BEIJING — A fire at an apartment building in China’s northwest Xinjiang region has killed 10 and injured nine, authorities said on Friday, amid strict lockdowns that have left many residents of the region stuck at home for more than three months.
The blaze broke out on Thursday evening in the regional capital of Urumqi, where temperatures dipped below freezing after dark.
The flames spread upward from the 15th floor to the 17th floor, with smoke rising to the 21st floor, according to multiple state media. The fire took about three hours to extinguish.
Deaths and injuries were caused by inhaling toxic fumes, and those taken to hospital are all expected to survive, according to reports. An initial investigation appears to show the fire was started by a power strip in a bedroom in one of the 15th floor apartments.
A Uighur living in exile in Switzerland said he learned from a call with a neighbor that his aunt and four of his children had died in the fire.
“She was a wonderful woman, who always thought about her children and how to treat and educate them well,” Abdulhafız Muhammed Emin said sobbing in a phone interview. “My heart is really broken, I can’t take it.”

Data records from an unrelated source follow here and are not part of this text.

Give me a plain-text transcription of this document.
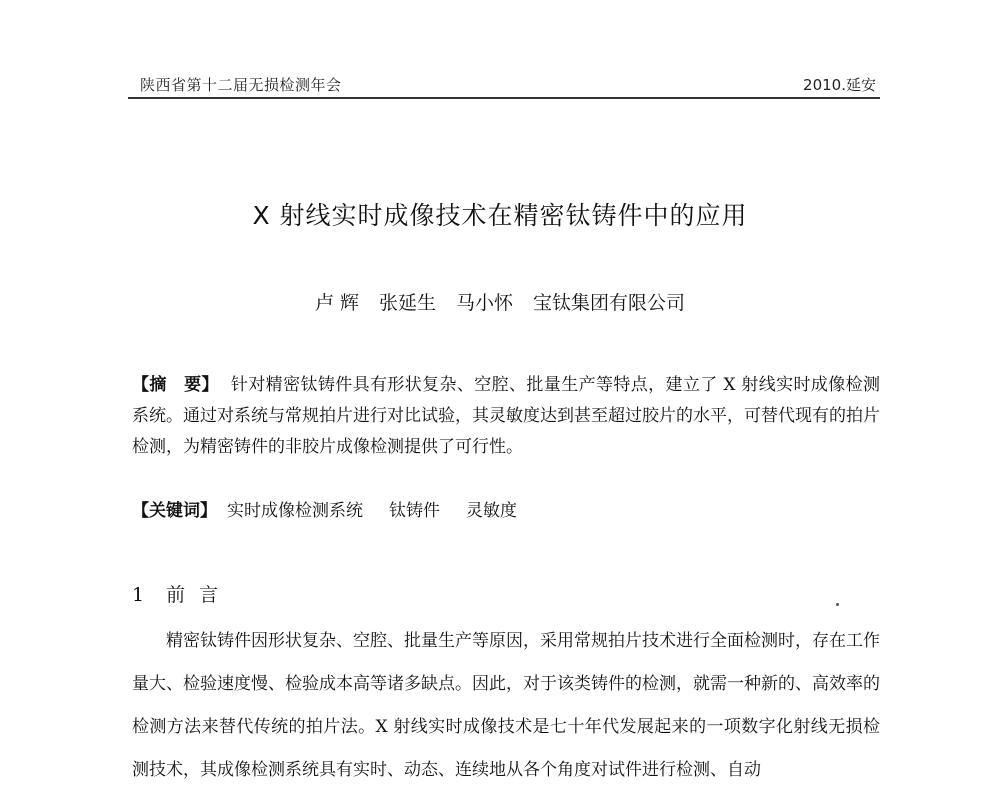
陕西省第十二届无损检测年会	2010.延安
X 射线实时成像技术在精密钛铸件中的应用
卢 辉 张延生 马小怀 宝钛集团有限公司
【摘　要】 针对精密钛铸件具有形状复杂、空腔、批量生产等特点，建立了 X 射线实时成像检测系统。通过对系统与常规拍片进行对比试验，其灵敏度达到甚至超过胶片的水平，可替代现有的拍片检测，为精密铸件的非胶片成像检测提供了可行性。
【关键词】 实时成像检测系统 钛铸件 灵敏度
1 前言

精密钛铸件因形状复杂、空腔、批量生产等原因，采用常规拍片技术进行全面检测时，存在工作量大、检验速度慢、检验成本高等诸多缺点。因此，对于该类铸件的检测，就需一种新的、高效率的检测方法来替代传统的拍片法。X 射线实时成像技术是七十年代发展起来的一项数字化射线无损检测技术，其成像检测系统具有实时、动态、连续地从各个角度对试件进行检测、自动
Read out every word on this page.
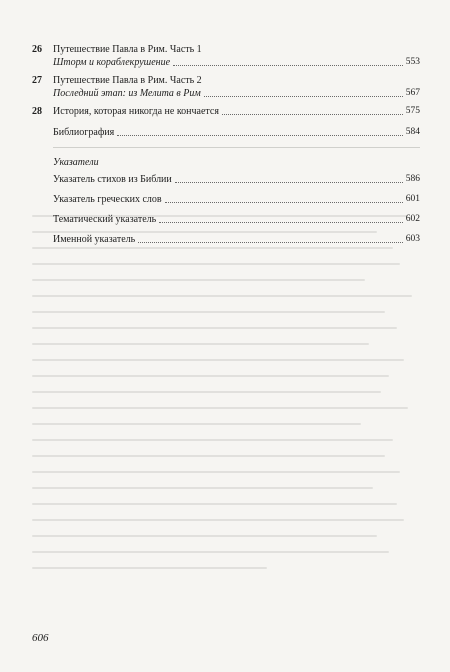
26 Путешествие Павла в Рим. Часть 1
Шторм и кораблекрушение	553
27 Путешествие Павла в Рим. Часть 2
Последний этап: из Мелита в Рим	567
28 История, которая никогда не кончается	575
Библиография	584
Указатели
Указатель стихов из Библии	586
Указатель греческих слов	601
Тематический указатель	602
Именной указатель	603
606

Xinjiang has been under severe lockdown measures for more than three months to combat the spread of the coronavirus under China’s “zero-COVID” policy. The country has grappled with a surge of cases in recent weeks, causing continued lockdowns and rigid travel restrictions affecting hundreds of millions of people.
Videos posted on social media showed an arc of water from a distant fire engine falling short of the blaze, sparking waves of angry comments online. Some said the fire trucks were blocked by pandemic control barriers or blocked cars after their owners quarantined, but why the truck was away was unclear.
Many Xinjiang residents are frustrated with China’s strict COVID-19 controls. In September, some reported going hungry amid patchy food deliveries.
Xinjiang “is an open-air prison,” Muhammed Emin said. “The Chinese government doesn’t care about their lives.
Urumqi Mayor Memtimin Qadir apologized to city residents at a press conference on Friday evening and announced the formation of a government team to investigate the fire.
At the press conference, Urumqi authorities said emergency doors were not locked and residents were allowed to descend “for activities” since the community has been designated as a “low risk area for COVID-19”.
“Some residents’ ability to save themselves was too weak…and they failed to escape in time,” said Li Wensheng, chief of the city’s fire rescue department. from Urumqi.
Muhammed Emin disputes that account, citing social media posts saying many apartment residents were locked in their homes due to COVID-19 checks. Another post said residents were only allowed downstairs for a few hours a day and were not free to come and go from the building. The Associated Press could not independently verify the claims in the social media posts.
Urumqi has not seen a recent major outbreak, with just 977 cases reported Friday, almost all of them asymptomatic. However, as in many parts of China, local officials fearful of losing their jobs are leaning towards more extreme measures to prevent outbreaks in their jurisdiction.
The tragedy comes days after 38 people died in a fire at an industrial trading company in central China caused by welding sparks that ignited cotton fabric.
Four people were arrested in connection with the blaze in Anyang city on Monday and local authorities ordered extensive safety inspections to root out potential dangers.
This story corrects the day of the Urumqi authorities’ press conference.